SB 59 caused Godwin and County Administrator David Baker to “race to Dover” two weeks ago, Godwin told council, as it would require changes to the county building code as relate to energy efficiency. “We didn’t find a lot of discomfort with the theme and spirit of the bill,” Godwin noted, “but we had issues with three items.”
Godwin said he had sent a letter to the bill’s sponsor about those concerns, had spoken with an aid and had made it clear that the county wanted to be part of any discussions between then and Tuesday, April 28, when the bill was promised to be on top of the Senate’s agenda.
Some pending bills that Godwin mentioned to the council on Tuesday would only pertain to New Castle County, he noted. But, he said, “The spirit of these bills, if they came this way, would cause concern. Sometimes these things creep from upstate to downstate over a few sessions.”
That legislation includes some land-use bills, which would add more requirements on land-use issues, such as service levels for schools and roadways and natural-resources impact, and how those relate to subdivision approvals.
A supporter of that increased scrutiny later spoke to the council, encouraging them to view the potential changes as a way to allow the county to look at issues such as school capacity and roadways when approving subdivisions.
Finally, Godwin noted HB 124 – a gun-control bill – which he said again only pertains to New Castle County, for now, but which would affect county-owned or leased lands there.
“They’ve had some problems with people bringing guns into libraries and firing firearms at county parks,” Godwin noted, emphasizing that Sussex doesn’t even have any county parks.

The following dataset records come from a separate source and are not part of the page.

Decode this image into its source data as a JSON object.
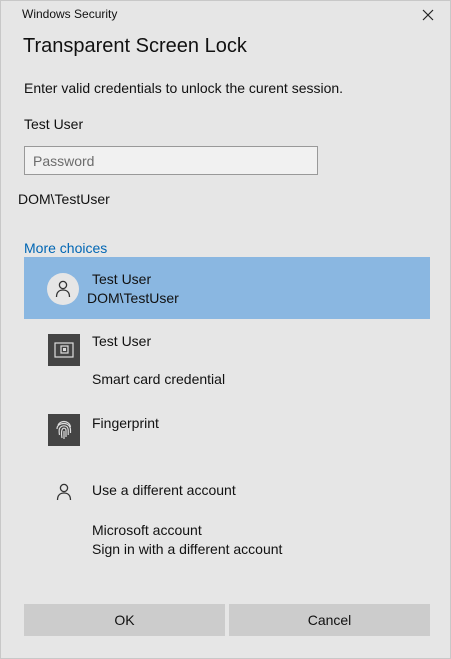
{
  "window": {
    "title": "Windows Security"
  },
  "dialog": {
    "title": "Transparent Screen Lock",
    "instruction": "Enter valid credentials to unlock the curent session.",
    "username": "Test User",
    "password_placeholder": "Password",
    "password_value": "",
    "domain": "DOM\\TestUser",
    "more_choices": "More choices"
  },
  "choices": [
    {
      "icon": "user-avatar-icon",
      "line1": "Test User",
      "line2": "DOM\\TestUser",
      "selected": true
    },
    {
      "icon": "smart-card-icon",
      "line1": "Test User",
      "line2": "Smart card credential",
      "selected": false
    },
    {
      "icon": "fingerprint-icon",
      "line1": "Fingerprint",
      "selected": false
    },
    {
      "icon": "person-icon",
      "line1": "Use a different account",
      "selected": false
    },
    {
      "icon": "none",
      "line1": "Microsoft account",
      "line2": "Sign in with a different account",
      "selected": false
    }
  ],
  "buttons": {
    "ok": "OK",
    "cancel": "Cancel"
  },
  "colors": {
    "background": "#e6e6e6",
    "selected": "#8ab7e1",
    "link": "#0066b4",
    "button": "#cccccc",
    "icon_box": "#444444"
  }
}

He said he would report back to council on how the bill was being embraced by the General Assembly. “It may reflect on how they look on gun control in this county.”
Also on April 21:
• Baker reported that the revamped South Coastal Library in Bethany Beach had opened the day before. “It was extremely busy,” said County Librarian Carol Fitzgerald, who had personally served as a greeter. “Everybody very awed by the work done to create a really amazing library.”
Baker thanked the Friends of the South Coastal Library (FOSCL) for their assistance in raising private money totaling nearly $2 million for the project, as well as library staff and the county engineering department for completing the project.
• The council voted unanimously not to offer a lease extension to Delaware National Bank for space in the county’s west office complex. County staff said they expected to need some or all the 8,600 square feet of office space there as soon as 2011, when the bank’s current lease expires.
The issue was raised as Godwin has worked to negotiate an amendment to the existing lease that would allow the county to reclaim 2,100 square feet of space that would allow the county addressing department to move to the west complex and, as a result, allow the Clerk of the Peace office to move back into the main administrative offices, rather than leasing space elsewhere.
Bank officials had wanted an indication on whether the lease would be renewed so as to make a determination on where to move the employees that would be displaced by the shuffling of space. The bank has leased the space from the county for more than 10 years.
• Council members unanimously approved a wastewater agreement with the Bethany Bay community on Railway Road, in an extension of the Millville Expansion of the Bethany Beach Sewer District. Construction is expected to take 120 days, with $60,000 in administrative costs and $455,000 in construction costs.
• County Engineer Mike Izzo asked the council to certify substantial completion of one of several contracts under the Millville Expansion of the Bethany Beach Sanitary Sewer District. This contract was for work in the northwest section of the project area and the north end of Railway Road.